Clown triste : quand l’humour a la gueule de bois

Juliette Follin 29/07/2017

Face à l’humour, la presse devient folle, vous ne trouvez pas ? D’un côté, elle s’hystérise dès qu’elle découvre un nouveau poulain de l’humour sans avoir l’air d’y porter vraiment attention. Fais un papier et prends ta pause déj’, qu’ils disaient. Et de l’autre, elle tente de faire un buzz avec une interview à la sauce c’était mieux avant, rendez-nous Coluche. Mais qu’en est-il de l’état actuel de l’humour ?

Trop d’humoristes : à quand une régulation du rire ?

Samedi dernier, c’est l’Obs qui dégomme en premier avec une citation de Régis Mailhot, « Le comique est partout, l’humour nulle part ». Dans cette interview, il est question d’uniformisation d’une masse humaine d’humoristes qui arriverait voler tous les micros du rayon high-tech de la Fnac pour dire ou faire la même chose. Comme si Donald Trump avait réussi à faire rayonner l’Amérique en happant l’originalité des petits humoristes français qui montent.

Mais pourquoi pas : après tout, c’est génial de confronter des points de vue, on ne peut pas toujours être d’accord avec tout. Bon, dans le papier de l’Obs, on y lit que Pierre Palmade est un génie. Aucun jugement de valeur là-dessus, simplement un trampoline idéal pour rebondir sur un article paru un mois plus tôt dans le Figaro. On y apprend que Pierre Palmade trouve… qu’il y a trop d’humoristes ! Je ne sais pas s’il y a trop d’humoristes, mais pour citer Adrien Arnoux, le stand-up c’est vachement mieux en France qu’en Corée du Nord. Allez le voir en plateau pour comprendre, on ne dévoilera pas tout.

Humour et bonne humeur : pas toujours facile...

L’humour en mode écrémage

Comme on passe un bon moment sur le web, on continue de surfer et on tombe sur un gros rocher qui casse la planche. Et là, c’est François Rollin qui arrête de fréquenter des planches, comme le dépeint un blog humour du Monde. La nouvelle est en train de ruisseler à mesure que les rédactions la remâchent. On va essayer de ne pas oublier cette information-là.

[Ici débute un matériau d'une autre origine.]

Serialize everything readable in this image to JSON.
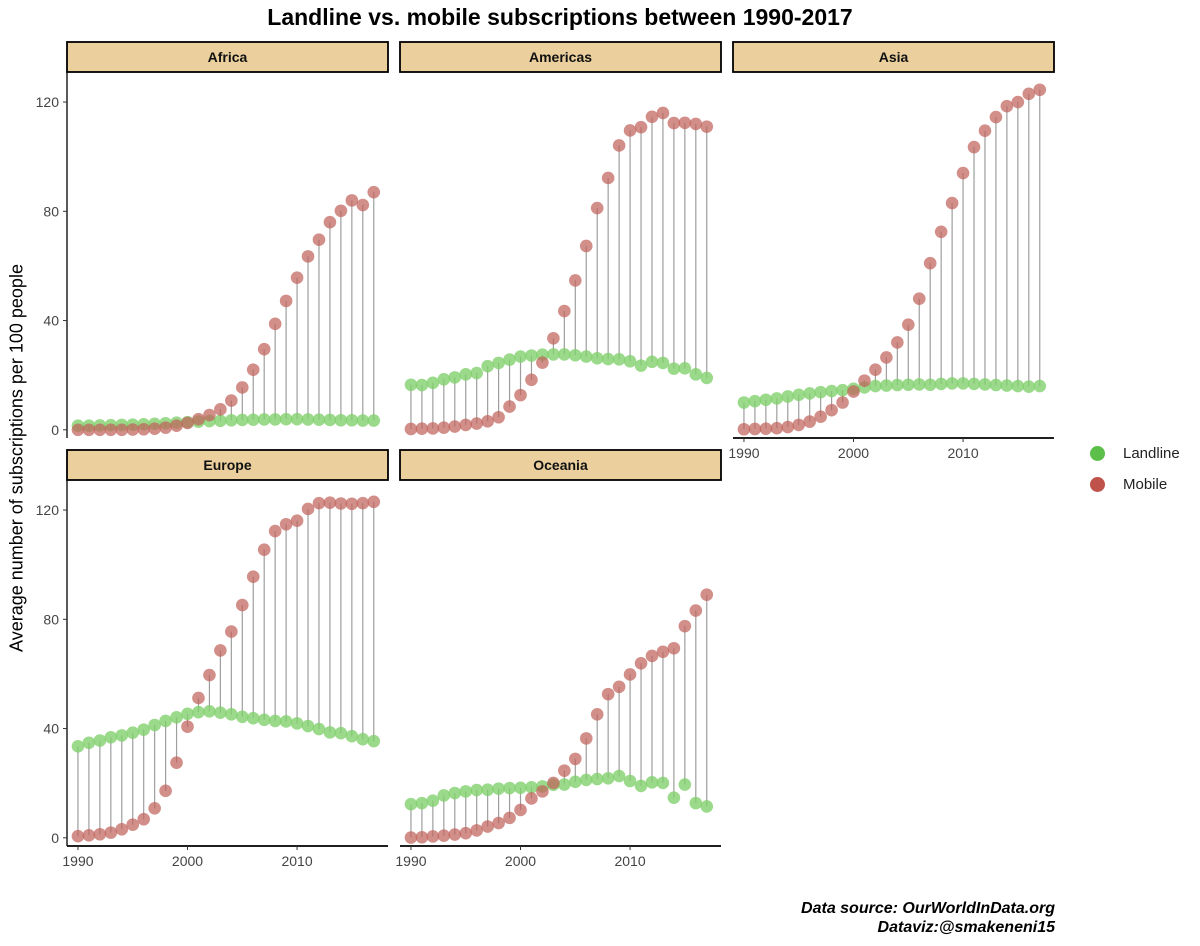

François Rollin, je l’ai vu chez Radio Nova en novembre et puis je l’ai vu sur scène le mois suivant. Tout le monde adore ce qu’il fait mais il ne se retrouve pas assez bankable pour poursuivre. C’est comme un taulier qu’on verrait de temps en temps : on l’identifie au loin, on se dit que c’est cet oncle qu’on devrait aller voir plus souvent et puis on oublie. Et enfin, quand on finit par prendre le temps, on jubile. Ceux qui ont eu la chance de le voir sur scène ou ailleurs mesurent l’opportunité qu’ils ont su saisir.

“Il n’y a pas de place pour le type de travail que je fais dans l’économie de la culture”, affirme-t-il. — La Croix

Alors, y a-t-il toujours trop d’humoristes ? Vous me direz, c’est la destruction créatrice schumpéterienne qui est En marche, fallait pas s’étonner. On n’ira pas plus loin, apparemment, il y a trop d’éditorialistes politiques sur les ondes.

La responsabilité du public

Au final, le public doit reprendre le pouvoir. Creuser. Ne pas attendre que des algorithmes proposent du tout cuit, une valeur sûre convenue ou une invitation gratuite sur WeClap ou SoFizz histoire de remplir un peu plus les salles et de prendre un petit risque. Moyennant un selfie bourré de mots-dièse en contrepartie de cette gratuité. La qualité se mérite peut-être. Si le concept de l’âme sœur prend cher avec Tinder et consorts, il y a sûrement un humoriste qui vous correspond quelque part. Cherchez bien et n’écoutez pas (trop) les conservateurs du rire.